More than 30 cars and 70 years of automotive history pulled out of the News-Journal Center's parking lot Friday morning.
The classic-car aficionados were driving in the Fields Classic Motorsports Tour, a group drive from Daytona Beach to St. Augustine. The tour marks the start of today's Art of the Automobile -- A Lifestyle Event, now in its second year in downtown Daytona Beach.
"We see it as a nice little kickoff to the event," said Matt Hoffman, organizer of the tour.
Hoffman, of Fields BMW of Daytona, said he hopes to see the tour become an annual car rally.
The cars ranged in age from a 1939 Ford Deluxe, hot-rodded up in red with yellow flames, to the lead car, a sleek 2012 Fisker Karma hybrid. They ranged in muscle from a clutch of burly, candy-colored Corvettes from the '60s through the '80s to a bronze 1976 AMC Pacer.
Gill Pepitone, Coral Springs, said the oft-maligned economy car has only 40,000 miles on it and sees the tour as a shakedown run for a planned summer cross-country trip.
The longest, widest, most-photographed car was a red-and-white 1960 Buick LaSabre convertible belonging to Tony Cassata of Ormond Beach.
"There's more steel in the front fender of this car than there is the whole of a 2012 car," he said. Restoring it was a two-year labor of love.

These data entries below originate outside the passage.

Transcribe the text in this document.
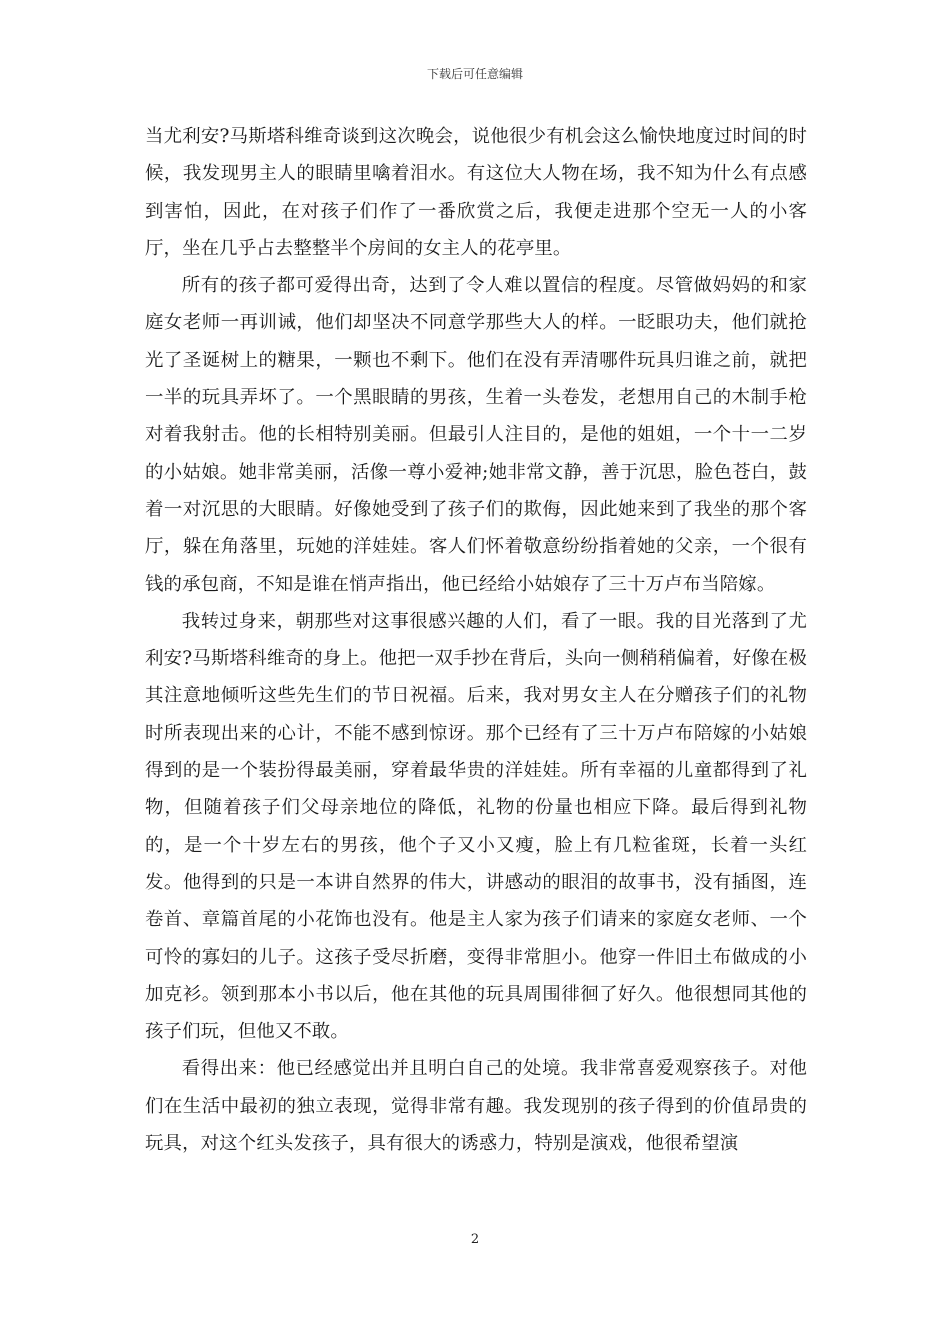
下载后可任意编辑

当尤利安?马斯塔科维奇谈到这次晚会，说他很少有机会这么愉快地度过时间的时候，我发现男主人的眼睛里噙着泪水。有这位大人物在场，我不知为什么有点感到害怕，因此，在对孩子们作了一番欣赏之后，我便走进那个空无一人的小客厅，坐在几乎占去整整半个房间的女主人的花亭里。

所有的孩子都可爱得出奇，达到了令人难以置信的程度。尽管做妈妈的和家庭女老师一再训诫，他们却坚决不同意学那些大人的样。一眨眼功夫，他们就抢光了圣诞树上的糖果，一颗也不剩下。他们在没有弄清哪件玩具归谁之前，就把一半的玩具弄坏了。一个黑眼睛的男孩，生着一头卷发，老想用自己的木制手枪对着我射击。他的长相特别美丽。但最引人注目的，是他的姐姐，一个十一二岁的小姑娘。她非常美丽，活像一尊小爱神;她非常文静，善于沉思，脸色苍白，鼓着一对沉思的大眼睛。好像她受到了孩子们的欺侮，因此她来到了我坐的那个客厅，躲在角落里，玩她的洋娃娃。客人们怀着敬意纷纷指着她的父亲，一个很有钱的承包商，不知是谁在悄声指出，他已经给小姑娘存了三十万卢布当陪嫁。

我转过身来，朝那些对这事很感兴趣的人们，看了一眼。我的目光落到了尤利安?马斯塔科维奇的身上。他把一双手抄在背后，头向一侧稍稍偏着，好像在极其注意地倾听这些先生们的节日祝福。后来，我对男女主人在分赠孩子们的礼物时所表现出来的心计，不能不感到惊讶。那个已经有了三十万卢布陪嫁的小姑娘得到的是一个装扮得最美丽，穿着最华贵的洋娃娃。所有幸福的儿童都得到了礼物，但随着孩子们父母亲地位的降低，礼物的份量也相应下降。最后得到礼物的，是一个十岁左右的男孩，他个子又小又瘦，脸上有几粒雀斑，长着一头红发。他得到的只是一本讲自然界的伟大，讲感动的眼泪的故事书，没有插图，连卷首、章篇首尾的小花饰也没有。他是主人家为孩子们请来的家庭女老师、一个可怜的寡妇的儿子。这孩子受尽折磨，变得非常胆小。他穿一件旧土布做成的小加克衫。领到那本小书以后，他在其他的玩具周围徘徊了好久。他很想同其他的孩子们玩，但他又不敢。

看得出来：他已经感觉出并且明白自己的处境。我非常喜爱观察孩子。对他们在生活中最初的独立表现，觉得非常有趣。我发现别的孩子得到的价值昂贵的玩具，对这个红头发孩子，具有很大的诱惑力，特别是演戏，他很希望演

2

Cassata said he was looking forward to driving the car to St. Augustine with the top down all the way. "You wouldn't believe how this car drives," he said. "It floats."
After the tour, many of the car buffs dressed up and returned to the News-Journal Center to party with other car enthusiasts at the Thunder Ball gala. A crew from "Muscle Car Workout" was slated to film at the event.